This image is used to regularly pull one or several git repos in the container's filesystem.
It is our workaround for Kubernetes gitrepo getting deprecated: https://kubernetes.io/docs/concepts/storage/volumes/#gitrepo
Arguably, the functionality is a bit richer here in that the content of the volume will continuously get updated with repo changes.
This image could be used in any of the following scenarios:
- Run as a sidecar container using a shared emptyDir volume
- Run as a centralised container, populating a shared volume
- Run as a daemonset, populating a hostPath volume on each worker node
There are tradeofs to each approach.
The first is the simplest and most scalable, but incurs a runtime cost when booting pods and reduces availability as initializing some pods will be contingent on the git repo(s) being available.
The second approach doesn't consume a lot of resources and offers the best consistency across pods, but introduce scalability problems (because most volume types don't support concurrent reads across nodes and even when they do, all pods reading from it are reading from a single source).

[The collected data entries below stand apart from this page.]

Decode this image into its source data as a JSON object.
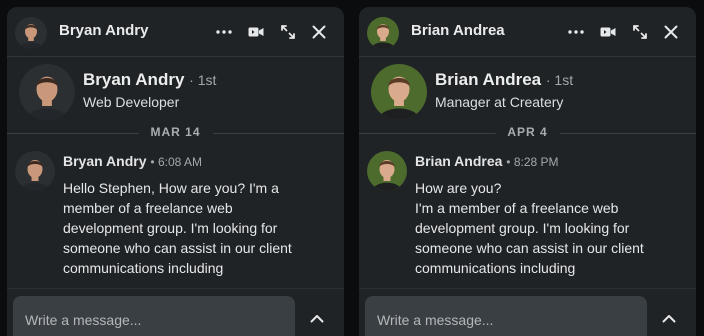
{
  "chats": [
    {
      "header": {
        "name": "Bryan Andry"
      },
      "profile": {
        "name": "Bryan Andry",
        "degree": "· 1st",
        "headline": "Web Developer"
      },
      "date": "MAR 14",
      "message": {
        "sender": "Bryan Andry",
        "time": "• 6:08 AM",
        "text": "Hello Stephen, How are you? I'm a member of a freelance web development group. I'm looking for someone who can assist in our client communications including"
      },
      "composer": {
        "placeholder": "Write a message..."
      },
      "avatar_palette": {
        "bg": "#2c2f31",
        "skin": "#c9977a",
        "hair": "#3b2a22",
        "shirt": "#23262a"
      }
    },
    {
      "header": {
        "name": "Brian Andrea"
      },
      "profile": {
        "name": "Brian Andrea",
        "degree": "· 1st",
        "headline": "Manager at Createry"
      },
      "date": "APR 4",
      "message": {
        "sender": "Brian Andrea",
        "time": "• 8:28 PM",
        "text": "How are you?\nI'm a member of a freelance web development group. I'm looking for someone who can assist in our client communications including"
      },
      "composer": {
        "placeholder": "Write a message..."
      },
      "avatar_palette": {
        "bg": "#4d6b2c",
        "skin": "#d9ab8c",
        "hair": "#5a3c26",
        "shirt": "#1e1f20"
      }
    }
  ],
  "icons": {
    "more": "more-horizontal-icon",
    "video": "video-call-icon",
    "expand": "expand-icon",
    "close": "close-icon",
    "collapse": "chevron-up-icon"
  },
  "colors": {
    "panel": "#1f2326",
    "page": "#0b0c0d",
    "input": "#3a3f43"
  }
}
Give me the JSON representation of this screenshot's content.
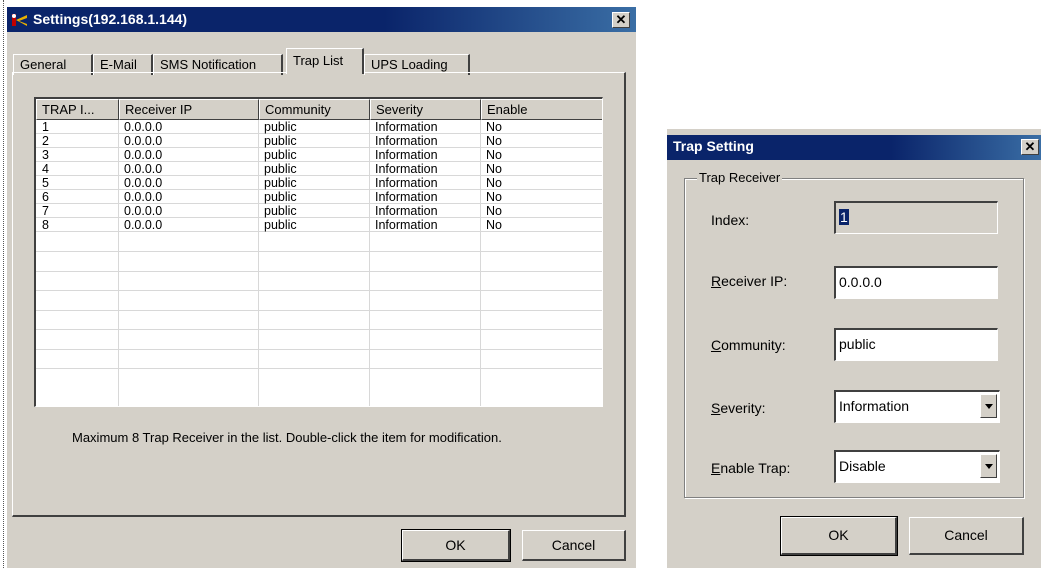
{
  "settings_window": {
    "title": "Settings(192.168.1.144)",
    "close_glyph": "✕",
    "tabs": [
      {
        "label": "General"
      },
      {
        "label": "E-Mail"
      },
      {
        "label": "SMS Notification"
      },
      {
        "label": "Trap List"
      },
      {
        "label": "UPS Loading"
      }
    ],
    "active_tab": "Trap List",
    "table": {
      "columns": [
        "TRAP I...",
        "Receiver IP",
        "Community",
        "Severity",
        "Enable"
      ],
      "rows": [
        [
          "1",
          "0.0.0.0",
          "public",
          "Information",
          "No"
        ],
        [
          "2",
          "0.0.0.0",
          "public",
          "Information",
          "No"
        ],
        [
          "3",
          "0.0.0.0",
          "public",
          "Information",
          "No"
        ],
        [
          "4",
          "0.0.0.0",
          "public",
          "Information",
          "No"
        ],
        [
          "5",
          "0.0.0.0",
          "public",
          "Information",
          "No"
        ],
        [
          "6",
          "0.0.0.0",
          "public",
          "Information",
          "No"
        ],
        [
          "7",
          "0.0.0.0",
          "public",
          "Information",
          "No"
        ],
        [
          "8",
          "0.0.0.0",
          "public",
          "Information",
          "No"
        ]
      ]
    },
    "note": "Maximum 8 Trap Receiver in the list. Double-click the item for modification.",
    "ok_label": "OK",
    "cancel_label": "Cancel"
  },
  "trap_dialog": {
    "title": "Trap Setting",
    "close_glyph": "✕",
    "group_label": "Trap Receiver",
    "index_label": "Index:",
    "index_value": "1",
    "receiver_ip_label": {
      "mnemonic": "R",
      "rest": "eceiver IP:"
    },
    "receiver_ip_value": "0.0.0.0",
    "community_label": {
      "mnemonic": "C",
      "rest": "ommunity:"
    },
    "community_value": "public",
    "severity_label": {
      "mnemonic": "S",
      "rest": "everity:"
    },
    "severity_value": "Information",
    "enable_label": {
      "mnemonic": "E",
      "rest": "nable Trap:"
    },
    "enable_value": "Disable",
    "ok_label": "OK",
    "cancel_label": "Cancel"
  },
  "colors": {
    "titlebar": "#0a246a",
    "face": "#d4d0c8"
  }
}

The third approach offers decent availability and scalability, but with some caviats (number of volumes is capped to your number of nodes and newly provisioned nodes may still encounter an availability problem if the git repo is unavailable when the node is provisioned). Also, some disk space wastage will ensue if the number of worker nodes is far greater than the number of pods that need to access the volumes (although if the git repos are not too large, it should be minimal).
Pass the following environment variables:
- SCRAPE_INTERVAL: How often the repositories in the listing and polled for updates
- LISTING_PATH: Path in the container where the listing file can be found
A repos listing file is expected to be found in the container at LISTING_PATH. Any change to this file will automatically be detected and will affect change in what is scrapped (subject to the limitations described below).

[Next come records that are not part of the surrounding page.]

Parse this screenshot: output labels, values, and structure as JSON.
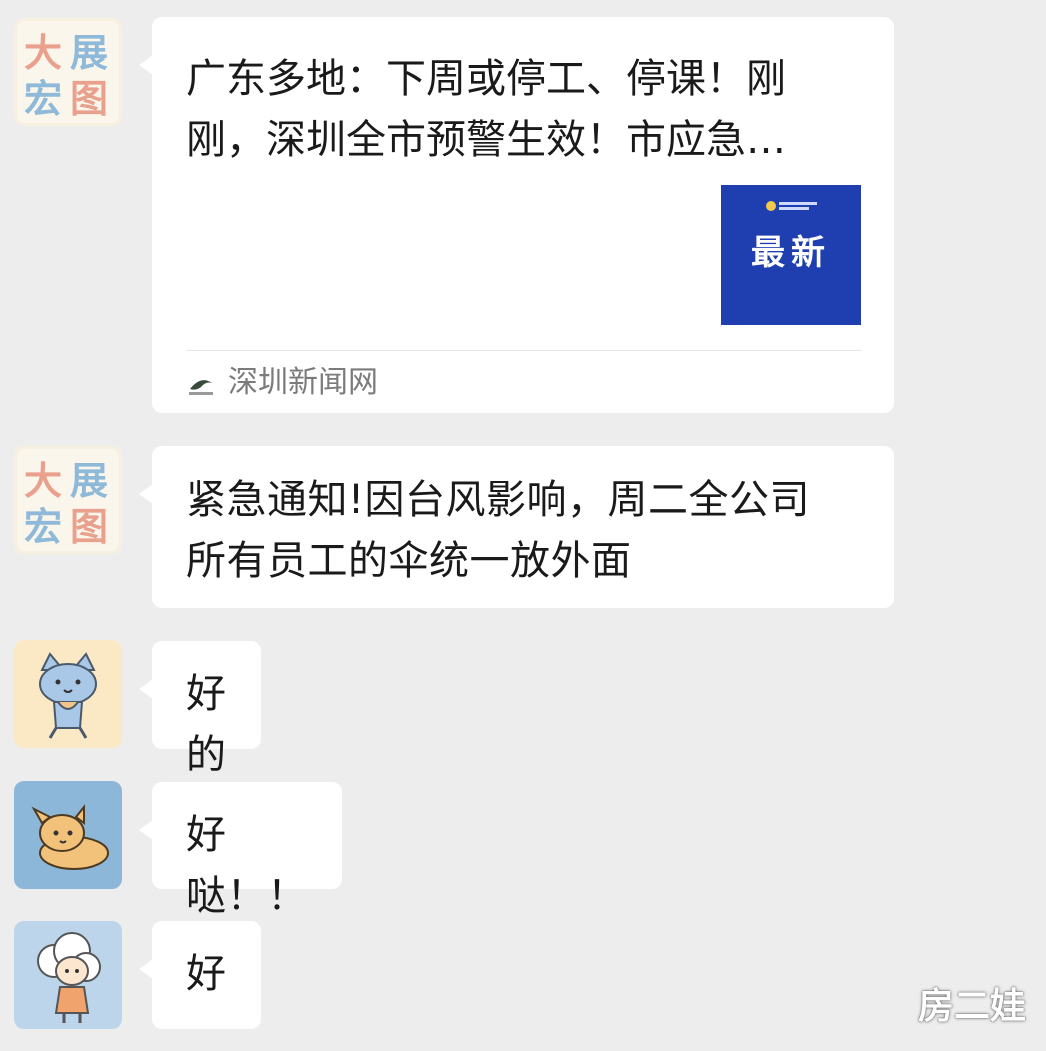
{
  "messages": [
    {
      "type": "link-card",
      "avatar": {
        "kind": "group-logo",
        "chars": [
          "大",
          "展",
          "宏",
          "图"
        ]
      },
      "title_line1": "广东多地：下周或停工、停课！刚",
      "title_line2": "刚，深圳全市预警生效！市应急…",
      "thumbnail_text": "最新",
      "source_name": "深圳新闻网"
    },
    {
      "type": "text",
      "avatar": {
        "kind": "group-logo",
        "chars": [
          "大",
          "展",
          "宏",
          "图"
        ]
      },
      "line1": "紧急通知!因台风影响，周二全公司",
      "line2": "所有员工的伞统一放外面"
    },
    {
      "type": "text",
      "avatar": {
        "kind": "cartoon-cat"
      },
      "text": "好的"
    },
    {
      "type": "text",
      "avatar": {
        "kind": "cartoon-dog"
      },
      "text": "好哒！！"
    },
    {
      "type": "text",
      "avatar": {
        "kind": "cartoon-girl"
      },
      "text": "好"
    }
  ],
  "watermark": "房二娃",
  "colors": {
    "background": "#ededed",
    "bubble": "#ffffff",
    "thumbnail": "#1f3fb0",
    "source_text": "#7b7b7b"
  }
}
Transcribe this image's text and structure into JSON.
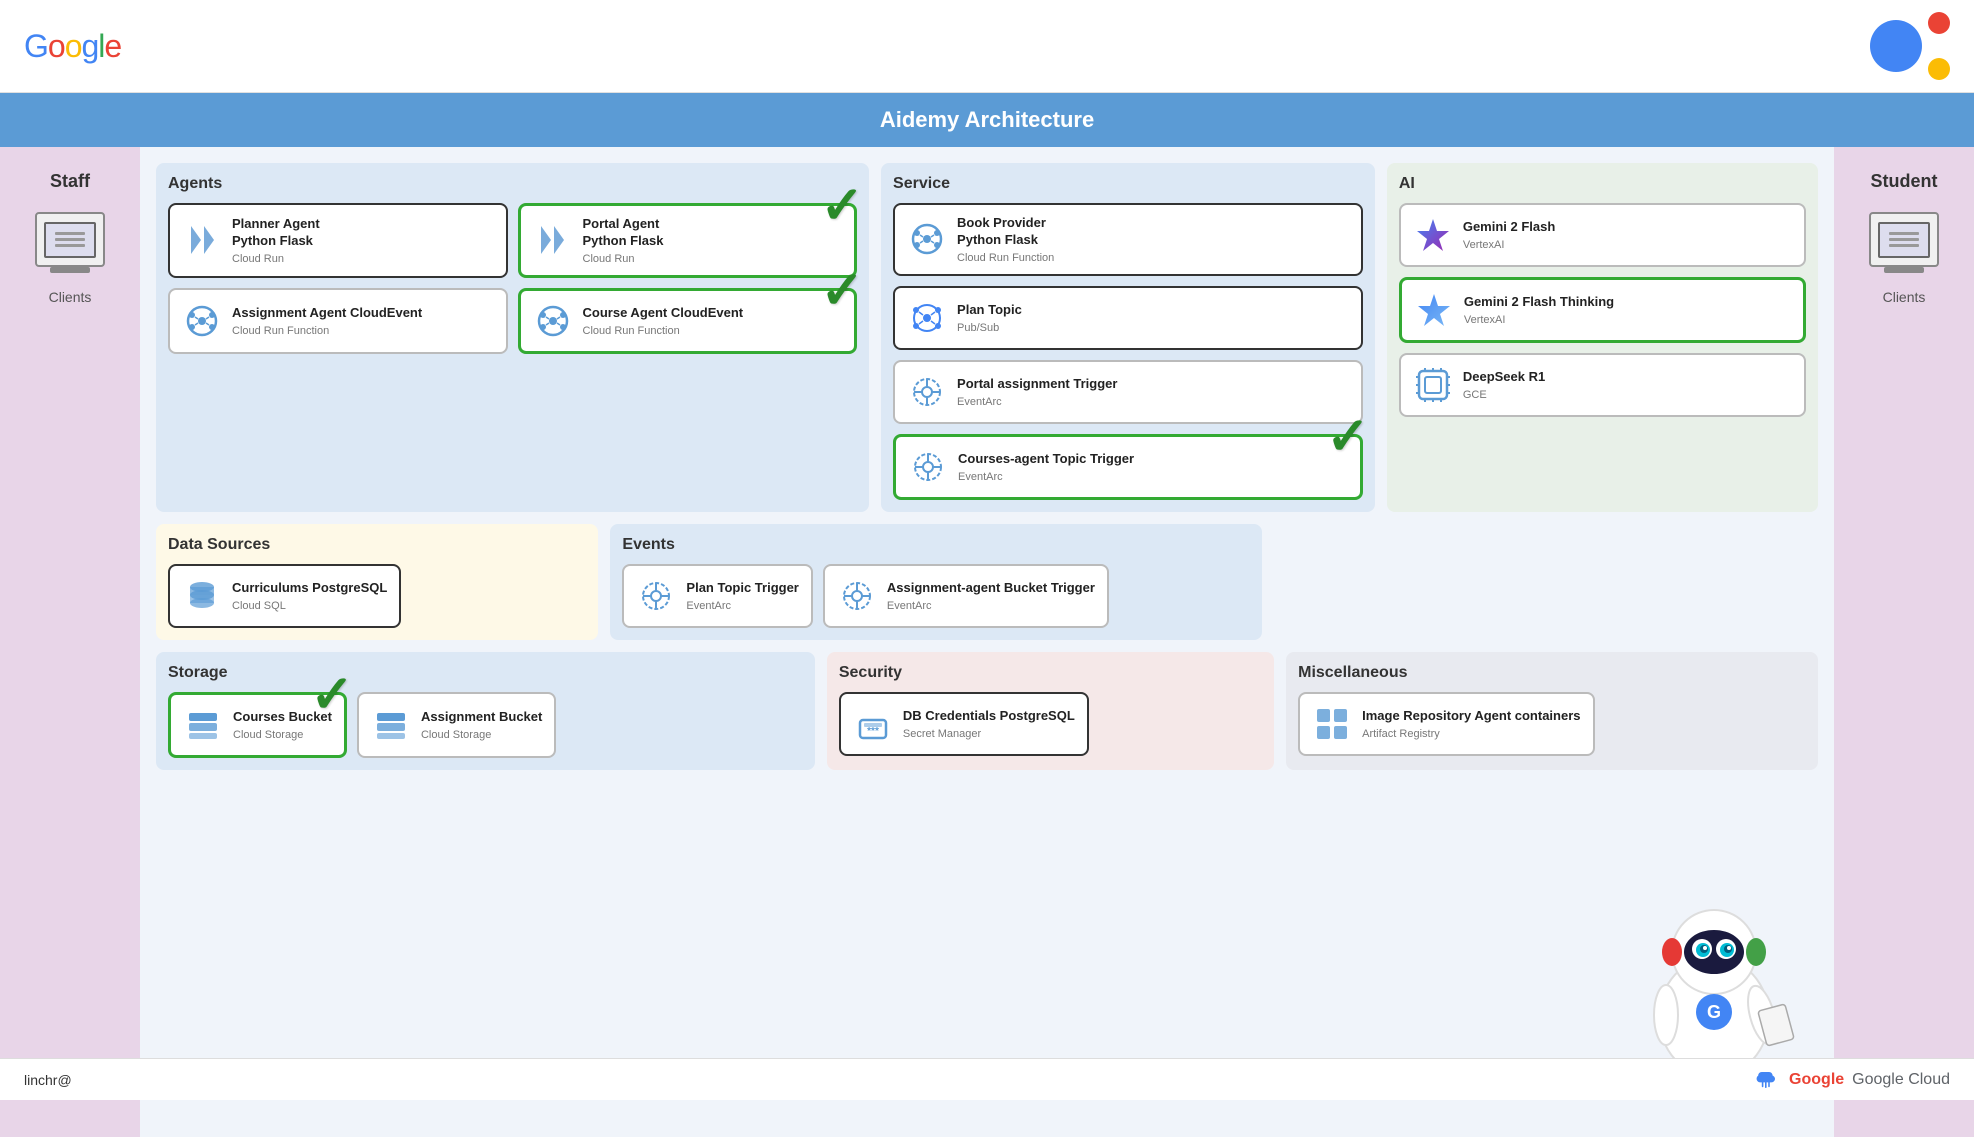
{
  "header": {
    "google_logo": "Google",
    "title": "Aidemy Architecture"
  },
  "sidebar_left": {
    "label": "Staff",
    "client_label": "Clients"
  },
  "sidebar_right": {
    "label": "Student",
    "client_label": "Clients"
  },
  "sections": {
    "agents": {
      "title": "Agents",
      "cards": [
        {
          "name": "planner-agent",
          "title": "Planner Agent Python Flask",
          "subtitle": "Cloud Run",
          "icon": "cloud-run",
          "border": "dark",
          "check": false
        },
        {
          "name": "portal-agent",
          "title": "Portal Agent Python Flask",
          "subtitle": "Cloud Run",
          "icon": "cloud-run",
          "border": "green",
          "check": true
        },
        {
          "name": "assignment-agent",
          "title": "Assignment Agent CloudEvent",
          "subtitle": "Cloud Run Function",
          "icon": "cloudevent",
          "border": "plain",
          "check": false
        },
        {
          "name": "course-agent",
          "title": "Course Agent CloudEvent",
          "subtitle": "Cloud Run Function",
          "icon": "cloudevent",
          "border": "green",
          "check": true
        }
      ]
    },
    "service": {
      "title": "Service",
      "cards": [
        {
          "name": "book-provider",
          "title": "Book Provider Python Flask",
          "subtitle": "Cloud Run Function",
          "icon": "cloudevent",
          "border": "dark",
          "check": false
        },
        {
          "name": "plan-topic",
          "title": "Plan Topic",
          "subtitle": "Pub/Sub",
          "icon": "pubsub",
          "border": "dark",
          "check": false
        },
        {
          "name": "portal-assignment-trigger",
          "title": "Portal assignment Trigger",
          "subtitle": "EventArc",
          "icon": "eventarc",
          "border": "plain",
          "check": false
        },
        {
          "name": "courses-agent-topic",
          "title": "Courses-agent Topic Trigger",
          "subtitle": "EventArc",
          "icon": "eventarc",
          "border": "green",
          "check": true
        }
      ]
    },
    "ai": {
      "title": "AI",
      "cards": [
        {
          "name": "gemini-flash",
          "title": "Gemini 2 Flash",
          "subtitle": "VertexAI",
          "icon": "gemini",
          "border": "plain",
          "check": false
        },
        {
          "name": "gemini-flash-thinking",
          "title": "Gemini 2 Flash Thinking",
          "subtitle": "VertexAI",
          "icon": "gemini",
          "border": "green",
          "check": false
        },
        {
          "name": "deepseek-r1",
          "title": "DeepSeek R1",
          "subtitle": "GCE",
          "icon": "chip",
          "border": "plain",
          "check": false
        }
      ]
    },
    "data_sources": {
      "title": "Data Sources",
      "cards": [
        {
          "name": "curriculums-postgresql",
          "title": "Curriculums PostgreSQL",
          "subtitle": "Cloud SQL",
          "icon": "sql",
          "border": "dark",
          "check": false
        }
      ]
    },
    "events": {
      "title": "Events",
      "cards": [
        {
          "name": "plan-topic-trigger",
          "title": "Plan Topic Trigger",
          "subtitle": "EventArc",
          "icon": "eventarc",
          "border": "plain",
          "check": false
        },
        {
          "name": "assignment-agent-bucket",
          "title": "Assignment-agent Bucket Trigger",
          "subtitle": "EventArc",
          "icon": "eventarc",
          "border": "plain",
          "check": false
        }
      ]
    },
    "storage": {
      "title": "Storage",
      "cards": [
        {
          "name": "courses-bucket",
          "title": "Courses Bucket",
          "subtitle": "Cloud Storage",
          "icon": "storage",
          "border": "green",
          "check": true
        },
        {
          "name": "assignment-bucket",
          "title": "Assignment Bucket",
          "subtitle": "Cloud Storage",
          "icon": "storage",
          "border": "plain",
          "check": false
        }
      ]
    },
    "security": {
      "title": "Security",
      "cards": [
        {
          "name": "db-credentials",
          "title": "DB Credentials PostgreSQL",
          "subtitle": "Secret Manager",
          "icon": "secret",
          "border": "dark",
          "check": false
        }
      ]
    },
    "misc": {
      "title": "Miscellaneous",
      "cards": [
        {
          "name": "image-repository",
          "title": "Image Repository Agent containers",
          "subtitle": "Artifact Registry",
          "icon": "artifact",
          "border": "plain",
          "check": false
        }
      ]
    }
  },
  "bottom": {
    "email": "linchr@",
    "gc_label": "Google Cloud"
  }
}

The listing file follows the json format and is an array of repos, each specifying the path the repo should be cloned to, the repo that should be cloned and what branch should be checked out in the repo.
See the example directory for the exact format.
The current has the following known limitations (some of which may be addressed in the future as our use-cases evolve).
The current changes are not supported for repository listing configurations:
- Removing an entry from the listing (the service will stop pulling from the repo, but the existing content of the directory will not be cleaned up)
- Changing the repository an entry in the listing points to (this one will most likely cause an error, changing the branch is fine though)
An explicit of passing git credentials wasn't implemented as we are currently only dealing with public repositories.
However, passing your ssh key as a secret in the /root/.ssh should work.
If the git history of the repository branch changes in such a way that it cannot be pulled without conflicts (ex: if you rebase and then force push to the branch), the service will not resolve the conflict and will produce an error.
If you work in a team or follow the Gitops methodology, its probably not a good idea to edit the history of longer lived branches.
Parts that were skipped over in order to deliver a working solution within competitive timelines, but will have to be completed for this to be considered production ready.
More logging options should be available beyond simply logging on the console.
A health endpoint will have to be implemented.
A metrics endpoint to scrape metrics.